We regularly monitor the credit quality of our financing receivables by reviewing counterparty credit quality indicators and monitoring for triggering events, such as a credit rating downgrade or bankruptcy. We have three internal grades of credit quality, with internal grade 1 as the lowest risk and internal grade 3 as the highest risk. The related credit quality indicators and risk ratings utilized to develop the internal grades have been updated through June 30, 2025. As of June 30, 2025, the notes receivable — related party of $4 million, which originated prior to 2021, were classified as internal grade 1. There are no notes receivable on nonaccrual status and no past due financing receivables as of June 30, 2025.
DT Midstream, Inc.
Notes to Consolidated Financial Statements
(Unaudited)
For trade accounts receivable, the customer allowance for expected credit loss is calculated based on specific review of future collections based on receivable balances generally in excess of 30 days. Existing and future economic conditions, historical loss rates, customer trends and other relevant factors that may affect our ability to collect are also considered. Receivables are written off on a specific identification basis and determined based on the particular circumstances of the associated receivable. Uncollectible expense (recovery) was zero for each of the three and six months ended June 30, 2025 and 2024.
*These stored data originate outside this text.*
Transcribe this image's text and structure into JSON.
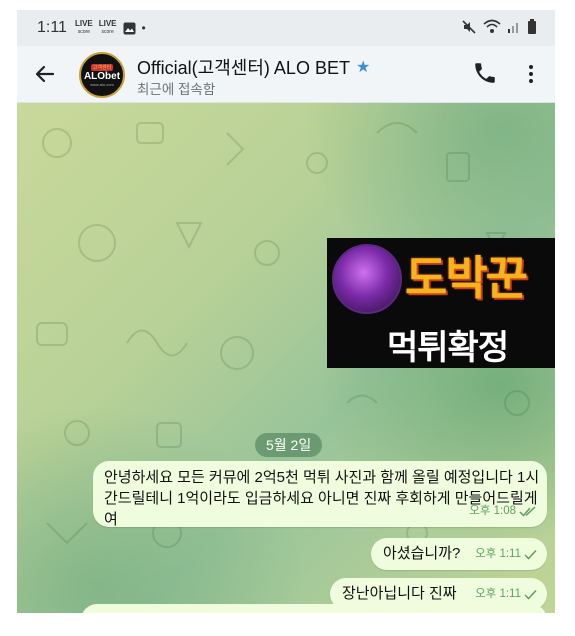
{
  "status_bar": {
    "time": "1:11",
    "live_1": "LIVE",
    "live_1_sub": "score",
    "live_2": "LIVE",
    "live_2_sub": "score",
    "dot": "•"
  },
  "header": {
    "title": "Official(고객센터) ALO BET",
    "subtitle": "최근에 접속함",
    "avatar_top": "고객센터",
    "avatar_main": "ALObet",
    "avatar_bottom": "www.alo.com"
  },
  "overlay": {
    "big_text": "도박꾼",
    "small_text": "먹튀확정"
  },
  "chat": {
    "date_chip": "5월 2일",
    "messages": [
      {
        "text": "안녕하세요 모든 커뮤에 2억5천 먹튀 사진과 함께 올릴 예정입니다 1시간드릴테니 1억이라도 입금하세요 아니면 진짜 후회하게 만들어드릴게여",
        "time": "오후 1:08",
        "status": "read"
      },
      {
        "text": "아셨습니까?",
        "time": "오후 1:11",
        "status": "sent"
      },
      {
        "text": "장난아닙니다 진짜",
        "time": "오후 1:11",
        "status": "sent"
      }
    ]
  },
  "colors": {
    "bubble": "#effdde",
    "accent": "#3a8fe0",
    "meta": "#5fa05f"
  },
  "icons": [
    "back-arrow-icon",
    "call-icon",
    "more-vert-icon",
    "verified-star-icon",
    "mute-icon",
    "wifi-icon",
    "signal-icon",
    "battery-icon",
    "image-icon"
  ]
}
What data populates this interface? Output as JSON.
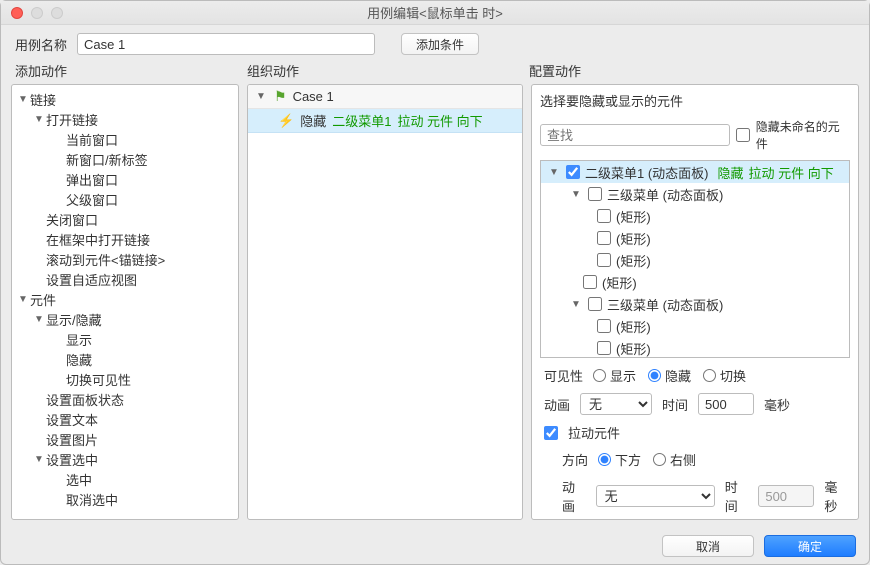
{
  "window": {
    "title": "用例编辑<鼠标单击 时>"
  },
  "top": {
    "name_label": "用例名称",
    "name_value": "Case 1",
    "add_condition": "添加条件"
  },
  "sections": {
    "left": "添加动作",
    "mid": "组织动作",
    "right": "配置动作"
  },
  "left_tree": {
    "g0": "链接",
    "g0_0": "打开链接",
    "g0_0_0": "当前窗口",
    "g0_0_1": "新窗口/新标签",
    "g0_0_2": "弹出窗口",
    "g0_0_3": "父级窗口",
    "g0_1": "关闭窗口",
    "g0_2": "在框架中打开链接",
    "g0_3": "滚动到元件<锚链接>",
    "g0_4": "设置自适应视图",
    "g1": "元件",
    "g1_0": "显示/隐藏",
    "g1_0_0": "显示",
    "g1_0_1": "隐藏",
    "g1_0_2": "切换可见性",
    "g1_1": "设置面板状态",
    "g1_2": "设置文本",
    "g1_3": "设置图片",
    "g1_4": "设置选中",
    "g1_4_0": "选中",
    "g1_4_1": "取消选中"
  },
  "mid": {
    "case": "Case 1",
    "event_row": {
      "prefix": "隐藏 ",
      "target": "二级菜单1 ",
      "opts": "拉动 元件 向下"
    }
  },
  "right": {
    "header": "选择要隐藏或显示的元件",
    "search_ph": "查找",
    "hide_unnamed": "隐藏未命名的元件",
    "tree": {
      "n0": "二级菜单1 (动态面板)",
      "n0_state_pre": "隐藏 ",
      "n0_state_opts": "拉动 元件 向下",
      "n1": "三级菜单 (动态面板)",
      "shape": "(矩形)"
    },
    "cfg": {
      "visibility_label": "可见性",
      "vis_show": "显示",
      "vis_hide": "隐藏",
      "vis_toggle": "切换",
      "anim_label": "动画",
      "anim_none": "无",
      "time_label": "时间",
      "time_value": "500",
      "ms": "毫秒",
      "pull_label": "拉动元件",
      "dir_label": "方向",
      "dir_down": "下方",
      "dir_right": "右侧"
    }
  },
  "footer": {
    "cancel": "取消",
    "ok": "确定"
  }
}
Our collections on accounts receivable from customers are current, and no material rate of historical loss was noted, which resulted in no allowance for expected credit loss as of June 30, 2025 or December 31, 2024. Any balance would be shown as a deduction from the respective financing receivable's balance in the Consolidated Statements of Financial Position.
Operation and Maintenance
Operation and maintenance is primarily comprised of costs for labor and employee benefits, outside services, materials, compression, purchased natural gas, operating lease costs, office costs, and other operating and maintenance costs.
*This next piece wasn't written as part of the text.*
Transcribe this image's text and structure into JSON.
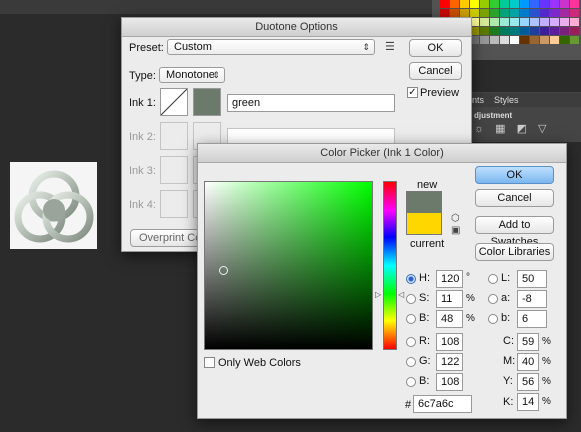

Property, Plant, and Equipment
Property is stated at cost and includes construction-related labor, materials, overhead and capitalized interest. Property for FERC-regulated entities includes debt and equity AFUDC. Debt AFUDC represents capitalized interest. Equity AFUDC represents the capitalization of the estimated average cost of equity during FERC-regulated construction projects and is recorded as a credit to allowance for funds used during construction in our Consolidated Statements of Operations. Expenditures for maintenance and repairs are charged to expense when incurred. Property, plant and equipment is depreciated over its estimated useful life using the straight-line method.
Regulated assets are accounted for under ASC 980, which in some cases requires that the cost of regulated property retired or sold, plus removal costs, less salvage, be charged to accumulated depreciation. For regulated assets, depreciation studies to assess the estimated useful lives of the asset are typically conducted as part of rate proceedings or tariff filings. Changes in economic lives, if applicable, are implemented prospectively as of the approved effective date. Our regulated properties are depreciated using the straight-line method based on composite depreciation rates applied to functional groups of properties with similar economic lives.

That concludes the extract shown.